Osteocytes are also targets for numerous systemic hormones including PTH, which acts through the PTH/PTHrP receptor (PPR). Clinically, PTH is the only available anabolic agent to treat osteoporosis. Moreover, recent evidence from us and other groups, suggests that osteocytes may partially mediate the anabolic effects of PTH via PTH mediated suppression of the osteocyte-specific protein sclerostin, a potent Wnt signaling inhibitor. To understand the role of PPR signaling in osteocytes and to determine if osteocytes directly mediate the effects of PTH on bone, we have generated mice with osteocyte-specific ablation of PPR (DMP1-PPRKO) using Cre-loxP recombination technique.

Use of this model promise to greatly enhance understanding of PTH action in osteocytes and possibly lead to the development of novel therapeutic agents for osteoporosis or other osteopenic diseases. The project is currently funded by an RO1 from NIDDK.
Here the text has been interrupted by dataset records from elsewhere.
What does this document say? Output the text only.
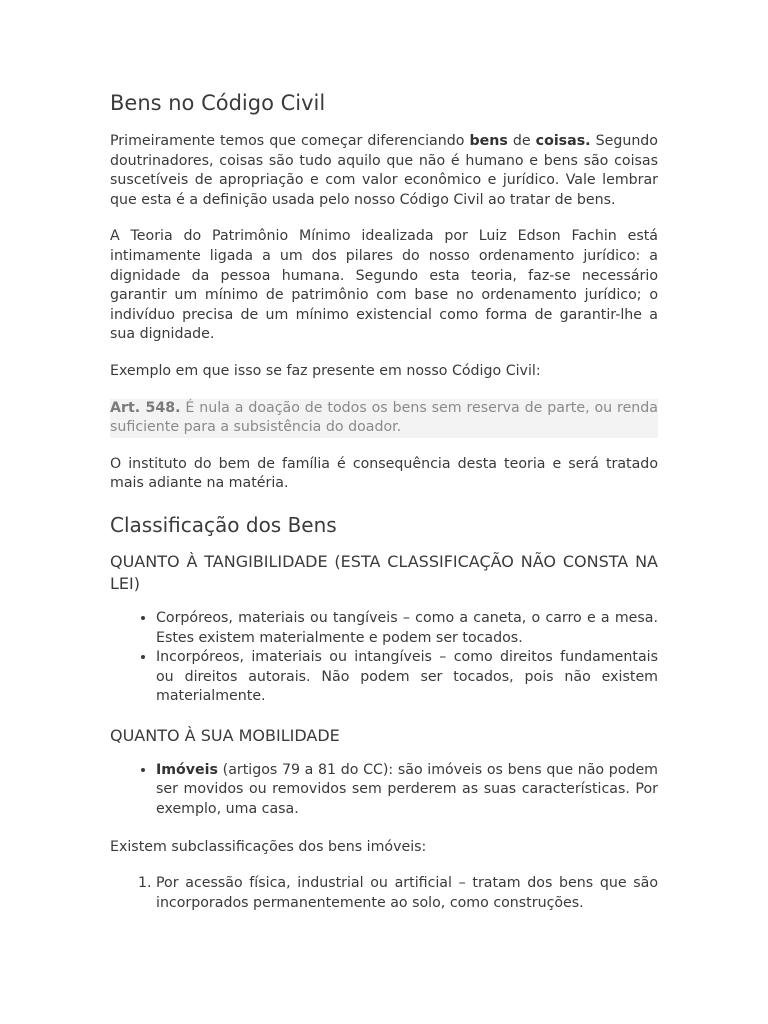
Bens no Código Civil

Primeiramente temos que começar diferenciando bens de coisas. Segundo doutrinadores, coisas são tudo aquilo que não é humano e bens são coisas suscetíveis de apropriação e com valor econômico e jurídico. Vale lembrar que esta é a definição usada pelo nosso Código Civil ao tratar de bens.

A Teoria do Patrimônio Mínimo idealizada por Luiz Edson Fachin está intimamente ligada a um dos pilares do nosso ordenamento jurídico: a dignidade da pessoa humana. Segundo esta teoria, faz-se necessário garantir um mínimo de patrimônio com base no ordenamento jurídico; o indivíduo precisa de um mínimo existencial como forma de garantir-lhe a sua dignidade.

Exemplo em que isso se faz presente em nosso Código Civil:

Art. 548. É nula a doação de todos os bens sem reserva de parte, ou renda suficiente para a subsistência do doador.

O instituto do bem de família é consequência desta teoria e será tratado mais adiante na matéria.

Classificação dos Bens
QUANTO À TANGIBILIDADE (ESTA CLASSIFICAÇÃO NÃO CONSTA NA LEI)
• Corpóreos, materiais ou tangíveis – como a caneta, o carro e a mesa. Estes existem materialmente e podem ser tocados.
• Incorpóreos, imateriais ou intangíveis – como direitos fundamentais ou direitos autorais. Não podem ser tocados, pois não existem materialmente.
QUANTO À SUA MOBILIDADE
• Imóveis (artigos 79 a 81 do CC): são imóveis os bens que não podem ser movidos ou removidos sem perderem as suas características. Por exemplo, uma casa.

Existem subclassificações dos bens imóveis:

1. Por acessão física, industrial ou artificial – tratam dos bens que são incorporados permanentemente ao solo, como construções.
Similarly, to investigate the role of Gsa in osteocytes, we have engineered mice lacking Gsa in these cells by using the Cre-loxP recombination technique. Consistent with the role of osteocytes in regulating bone remodeling, Gsa-KO mice showed severe osteopenia. Unexpectedly, these mice also displayed hematopoietic abnormalities characterized by increased number of granulocytes and monocytes both in the bone marrow and in the spleen, suggesting an important role of osteocytes in the bone hematopoietic niche. The project is currently funded by an RO1 from NIAMS.

Lastly, in an effort to investigate the role of gravity, or the lack of it, in osteocytes, we have established conditionally immortalized osteocytic cell lines that faithfully recapitulate all the characteristics of an “osteocyte”.
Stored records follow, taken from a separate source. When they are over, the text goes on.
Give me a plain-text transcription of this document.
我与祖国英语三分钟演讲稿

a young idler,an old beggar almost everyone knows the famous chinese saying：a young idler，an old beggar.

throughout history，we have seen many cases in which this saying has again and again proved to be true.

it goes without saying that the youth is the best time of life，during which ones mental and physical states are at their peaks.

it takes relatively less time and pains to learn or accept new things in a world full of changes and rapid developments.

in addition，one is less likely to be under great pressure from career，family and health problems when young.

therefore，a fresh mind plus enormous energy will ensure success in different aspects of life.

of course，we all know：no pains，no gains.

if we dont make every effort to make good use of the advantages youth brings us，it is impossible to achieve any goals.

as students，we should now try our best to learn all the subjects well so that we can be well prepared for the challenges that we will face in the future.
These cells are characterized and selected on the basis of their responses to PTH and their secretion of Fibroblastic-Growth–Factor23 (FGF23) and Sclerostin. These cell lines are then cultured under static or dynamic (simulated NASA-designed rotating bioreactor or laminar fluid flow) and analyzed for their gene expression patterns. These studies will provide insights into mechano-transduction pathways and are a first step towards a better understanding the role of osteocytes in modulating mechano-transduction. In the second phase of this project, selected osteocytic cells will be cultured under “real” microgravity conditions, specifically those achieved on board the International Space Station (ISS).